In his address, the prime minister spelt out the difference between how his government thinks and what he called the philosophy of governance of past administrations. He said that before every election, governments would announce hundreds of new trains in Parliament, earning applause from MPs and ordinary people, but none of these would materialise even decades after they were formally announced.

“When I came to power, I saw some projects that were 30 or 40 years old but had still not started. Let alone on the ground, it was not even shown on paper where the line would be,” he said.

This change, he said, was the result of moving towards a politics of performance. “Every government should be pressured to perform. All the programmes that we have announced, we have come forward and set ourselves... this pressure [on us] is a good thing. This is a new culture that we have promoted,” he said.

The PM also detailed the change in bureaucracy and governance that his administration is trying to effect, and flagged changing attitudes in the bureaucracy as one of the most important shifts in process.

“We entered the 21st century with a governance model that was based on the 19th and 20th century ways of thinking. We can’t fulfil our 21st century aspirations with this model. We have worked to transform the whole of the bureaucracy in a very serious way,” he said.

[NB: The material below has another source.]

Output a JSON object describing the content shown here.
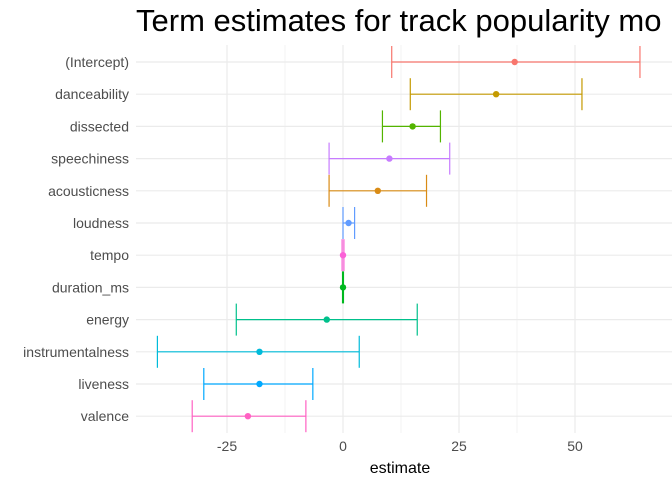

He held out three examples. The first was the ongoing conference of director generals of police (DGP) in Pune. The prime minister said that the bulk of the previous iterations of the conference were held in Delhi, and would be over by lunch. “We have ensured that these conferences are now spread over three days, held outside Delhi where the DGPs discuss new problems and share best practices and new initiatives.”

The second was a change in the working of the Indian civil services (IAS) and the premature retirement of around 220 officials. “This has also sent a message to those in the service,” he said.

The government has instructed young officers to do stints in Delhi after their initial training at the Lal Bahadur Shastri National Academy of Administration in Mussoorie, Uttarakhand. This will ensure, the PM argued, to get policy experience before working at the grassroots level, and enable better synergy in development work. The government has also given important work to officers from non-IAS services such as forest and revenue, among others.

The third was the lateral entry scheme, which allows for the appointment of specialists from the private sector in government positions. Modi said that a number of people from the corporate world had given up fat pay cheques to work in government, and, in the process, introducing the best elements of corporate cultures into the bureaucracy. “Deadlines are now sacrosanct in the government and the change can be felt in many areas. We want to bring a culture of professionalism over a culture of privilege,” he said.